La situation de la ressource en eau en France est «inquiétante» mais pas «exceptionnelle» et n’est pas pour l’heure du même niveau que 2022 et 2023, marquées par une sécheresse historique, a indiqué le 8 juillet le Bureau de recherches géologiques et minières (BRGM). «Sur les 35 dernières années (…), 2025 n’est pour l’instant pas une année exceptionnellement sèche» pour les nappes phréatiques, principales réserves d’eau potable en France, a déclaré Violaine Bault, hydrogéologue au BRGM, lors d’un point presse. Au 1er juillet, 39% des nappes sont certes moins remplies que la moyenne habituelle à cette saison, mais 35% sont au dessus des normales et 26% à des niveaux comparables: les situations sont donc «très hétérogènes», a noté cette experte. Même si «juin a été le deuxième mois le plus chaud, sur les nappes cela ne se ressent pas encore énormément, car elles mettent pour certaines d’entre elles plus de temps à réagir que les sols» au manque de pluies ou à une chaleur excessive, a précisé Mme Bault.
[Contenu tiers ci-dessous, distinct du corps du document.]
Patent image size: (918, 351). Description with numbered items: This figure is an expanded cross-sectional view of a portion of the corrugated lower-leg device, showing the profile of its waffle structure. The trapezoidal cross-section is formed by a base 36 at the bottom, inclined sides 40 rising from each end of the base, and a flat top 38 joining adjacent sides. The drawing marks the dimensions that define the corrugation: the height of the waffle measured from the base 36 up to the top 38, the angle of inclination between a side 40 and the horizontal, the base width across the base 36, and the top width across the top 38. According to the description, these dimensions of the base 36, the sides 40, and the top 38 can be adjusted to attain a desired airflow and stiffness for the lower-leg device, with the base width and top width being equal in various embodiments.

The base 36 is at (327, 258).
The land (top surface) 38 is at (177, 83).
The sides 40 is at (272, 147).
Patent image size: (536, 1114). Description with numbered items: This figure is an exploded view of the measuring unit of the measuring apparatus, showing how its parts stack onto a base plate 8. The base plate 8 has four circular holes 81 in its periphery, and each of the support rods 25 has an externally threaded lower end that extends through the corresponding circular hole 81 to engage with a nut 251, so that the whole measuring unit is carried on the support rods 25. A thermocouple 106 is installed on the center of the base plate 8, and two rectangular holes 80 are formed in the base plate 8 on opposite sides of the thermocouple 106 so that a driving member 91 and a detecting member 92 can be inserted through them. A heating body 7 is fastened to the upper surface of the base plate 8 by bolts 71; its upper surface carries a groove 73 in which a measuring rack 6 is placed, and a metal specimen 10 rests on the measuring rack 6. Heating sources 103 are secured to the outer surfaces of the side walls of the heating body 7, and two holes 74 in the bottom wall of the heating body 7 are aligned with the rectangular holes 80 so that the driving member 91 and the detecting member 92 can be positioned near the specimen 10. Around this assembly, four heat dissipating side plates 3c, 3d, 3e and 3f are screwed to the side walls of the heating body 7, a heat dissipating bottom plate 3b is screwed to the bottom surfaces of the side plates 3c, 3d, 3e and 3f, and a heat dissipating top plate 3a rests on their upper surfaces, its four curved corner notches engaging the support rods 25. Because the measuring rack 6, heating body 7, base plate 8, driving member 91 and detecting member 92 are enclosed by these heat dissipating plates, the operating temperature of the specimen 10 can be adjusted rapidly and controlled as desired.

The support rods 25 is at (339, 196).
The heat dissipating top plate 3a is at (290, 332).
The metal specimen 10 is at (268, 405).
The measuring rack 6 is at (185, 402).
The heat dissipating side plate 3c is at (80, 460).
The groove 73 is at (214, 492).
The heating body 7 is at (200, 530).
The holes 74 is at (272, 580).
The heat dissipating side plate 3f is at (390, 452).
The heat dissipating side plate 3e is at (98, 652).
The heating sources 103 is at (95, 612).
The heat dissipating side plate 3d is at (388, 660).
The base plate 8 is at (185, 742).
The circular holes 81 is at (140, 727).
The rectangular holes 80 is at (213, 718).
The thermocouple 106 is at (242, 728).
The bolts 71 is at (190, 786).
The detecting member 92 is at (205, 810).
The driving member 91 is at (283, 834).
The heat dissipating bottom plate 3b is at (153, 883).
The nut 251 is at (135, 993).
Néanmoins, sur certaines régions, comme la moitié nord du pays en déficit de pluies depuis plusieurs mois ou le Languedoc où la sécheresse sévit depuis trois ans, «la situation est inquiétante» et «se dégrade plus rapidement que d’autres années» comme 2024 où il avait beaucoup plu, reconnaît-elle.


Par Agra

Céréales : pas de catastrophisme mais prudence face aux effets de la canicule

Jean-Pierre Cohan, directeur recherche et développement d’Arvalis, a indiqué que les effets des fortes températures observées ces derniers jours sur les cultures de céréales (blés, orges essentiellement) ne devaient pas engendrer « de catastrophisme, tout en incitant à la prudence». Les coupes de blé démarrent tout juste, «nous en saurons plus la semaine prochaine », explique l’expert qui divise la France en deux : le sud de la Loire, où le coup de chaud est survenu trop tardivement pour réellement endommager les plantes, et où le déficit pluviométrique est absent, et le nord, où un déficit est présent. Il rappelle que les semis ont été très étalés dans le temps, engendrant des stades de développement très variables. Pour résumer, au nord de la Loire, plus les cultures ont été semées tardivement, plus les risques d’échaudage s’accroissent. Toutefois, Jean-Pierre Cohan précise que « certes il y a un déficit pluviométrique au nord, mais la demande en eau des plantes a été moins élevée, en raison des températures douces du printemps ». De plus, les conditions sanitaires sont bien meilleures que l’an dernier, durant lequel d’importantes maladies foliaires (septoriose) avaient été constatées dans les parcelles.


Par Agra

Sécheresse : 53% de l’Europe et du pourtour méditerranéen affectés mi-mai (Copernicus)

53% des sols en Europe et sur le pourtour méditerranéen étaient affectés par la sécheresse mi-mai, selon l’analyse par l’AFP des données de l’European Drought Observatory (Copernicus, UE) sur la période du 11 au 20 mai 2025. C’est le taux le plus élevé enregistré à cette période de l’année depuis le début des observations en 2012, à plus de 20 points au-dessus de la moyenne 2012-2024 (30%). Cet indicateur, basé sur des observations satellitaires, combine trois paramètres – précipitations, humidité des sols et état de la végétation – et en déduit trois niveaux de sécheresse – surveillance, avertissement, alerte. Du 11 au 20 mai, 42% des sols étaient en déficit d’humidité (avertissement) et 5% en alerte, ce qui signifie que la végétation se développait anormalement. 19% du territoire ukrainien était en alerte, et d’autres pays connaissaient une situation préoccupante : Biélorussie (17%), Pologne (10%), Hongrie et Slovaquie (9%). Plus au sud, les taux d’alerte atteignaient ou dépassaient 20% en Syrie, à Chypre et dans les territoires palestiniens. Mi-mai, le Portugal et l’Espagne étaient au contraire épargnés, avec des taux de sécheresse parmi les plus faibles (0,2% et 2,3%). En France, moins d’un tiers du territoire était affecté (31%), essentiellement dans le nord du pays.